11 de febrero de 2009

Buenos días, noche

En mitad de algunas películas hay músicas que construyen fragmentos con vida propia, destinados a acompañar al espectador en el viaje de las emociones. No pienso en las bandas sonoras (muchas podrían desaparecer y ser sustituidas por el silencio o por el sonido ambiente de las escenas). Me refiero a momentos muy concretos en los que las imágenes tratan de lo que las personas hacen a partir una determinada música.
La canción, Para conquistar la roja primavera, que un hombre canta en italiano, de pie, junto a la mesa del banquete familiar en el campo, en la película Buenos días, noche. O el baile de los viejos hacia el final de Innisfree. Y desde luego el baile de padre e hija, tras el banquete de la primera comunión de la niña, en El sur.

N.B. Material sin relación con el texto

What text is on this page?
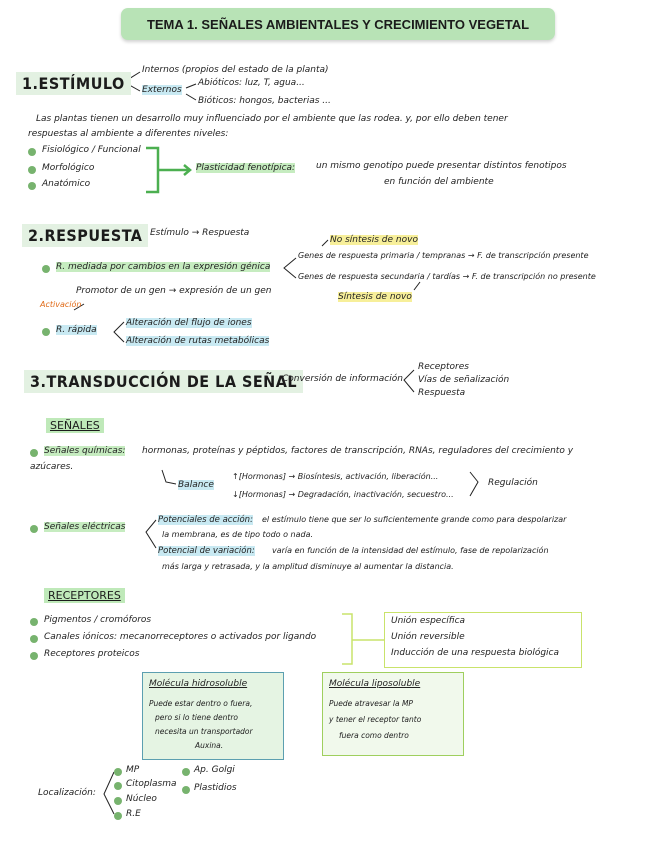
TEMA 1. SEÑALES AMBIENTALES Y CRECIMIENTO VEGETAL
1.ESTÍMULO
Internos (propios del estado de la planta)
Externos
Abióticos: luz, T, agua...
Bióticos: hongos, bacterias ...
Las plantas tienen un desarrollo muy influenciado por el ambiente que las rodea. y, por ello deben tener
respuestas al ambiente a diferentes niveles:
Fisiológico / Funcional
Morfológico
Anatómico
Plasticidad fenotípica: un mismo genotipo puede presentar distintos fenotipos
en función del ambiente
2.RESPUESTA Estímulo → Respuesta
No síntesis de novo
R. mediada por cambios en la expresión génica
Genes de respuesta primaria / tempranas → F. de transcripción presente
Genes de respuesta secundaria / tardías → F. de transcripción no presente
Síntesis de novo
Promotor de un gen → expresión de un gen
Activación
R. rápida
Alteración del flujo de iones
Alteración de rutas metabólicas
3.TRANSDUCCIÓN DE LA SEÑAL
Conversión de información
Receptores
Vías de señalización
Respuesta
SEÑALES
Señales químicas: hormonas, proteínas y péptidos, factores de transcripción, RNAs, reguladores del crecimiento y
azúcares.
Balance
↑[Hormonas] → Biosíntesis, activación, liberación...
↓[Hormonas] → Degradación, inactivación, secuestro...
Regulación
Señales eléctricas
Potenciales de acción: el estímulo tiene que ser lo suficientemente grande como para despolarizar
la membrana, es de tipo todo o nada.
Potencial de variación: varía en función de la intensidad del estímulo, fase de repolarización
más larga y retrasada, y la amplitud disminuye al aumentar la distancia.
RECEPTORES
Pigmentos / cromóforos
Canales iónicos: mecanorreceptores o activados por ligando
Receptores proteicos
Unión específica
Unión reversible
Inducción de una respuesta biológica
Molécula hidrosoluble
Puede estar dentro o fuera,
pero si lo tiene dentro
necesita un transportador
Auxina.
Molécula liposoluble
Puede atravesar la MP
y tener el receptor tanto
fuera como dentro
Localización:
MP
Citoplasma
Núcleo
R.E
Ap. Golgi
Plastidios
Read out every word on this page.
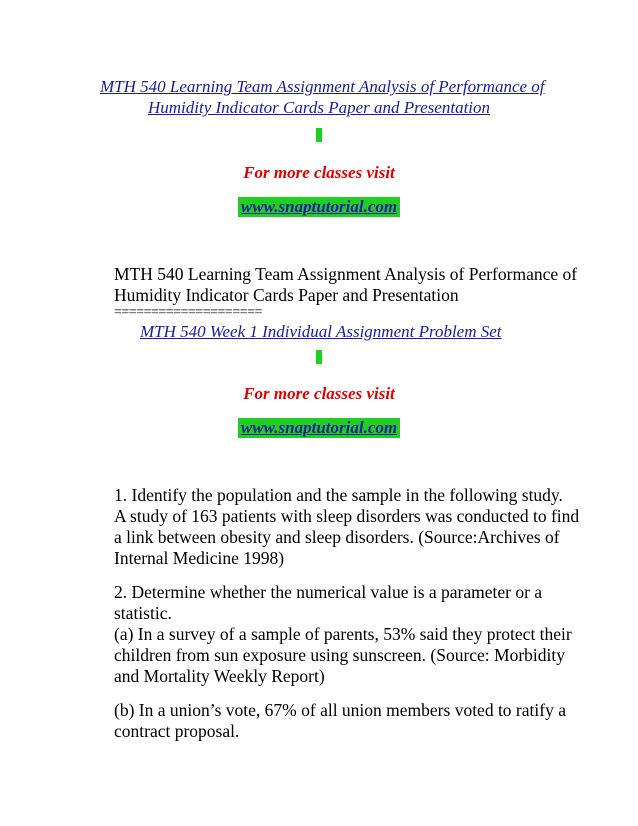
MTH 540 Learning Team Assignment Analysis of Performance of
Humidity Indicator Cards Paper and Presentation
For more classes visit
www.snaptutorial.com
MTH 540 Learning Team Assignment Analysis of Performance of
Humidity Indicator Cards Paper and Presentation
====================
MTH 540 Week 1 Individual Assignment Problem Set
For more classes visit
www.snaptutorial.com
1. Identify the population and the sample in the following study.
A study of 163 patients with sleep disorders was conducted to find
a link between obesity and sleep disorders. (Source:Archives of
Internal Medicine 1998)
2. Determine whether the numerical value is a parameter or a
statistic.
(a) In a survey of a sample of parents, 53% said they protect their
children from sun exposure using sunscreen. (Source: Morbidity
and Mortality Weekly Report)
(b) In a union’s vote, 67% of all union members voted to ratify a
contract proposal.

Recuerdo haber leído que cantar o bailar una misma música es una de las formas de unión más primitivas y poderosas entre un grupo de gente. Un lazo atávico, para el que uno nace preparado y que incluso el cuerpo parece exigir en determinados momentos. Por eso admiro tanto cuando un director de cine le da a esos instantes el espacio que necesitan para mostrarse. Al ver una película e identificarlos, me gusta esperar al final para volverlos a poner, una y otra vez, en el aparato de DVD. Y por unos segundos tengo la sensación de pertenecer también a ese grupo.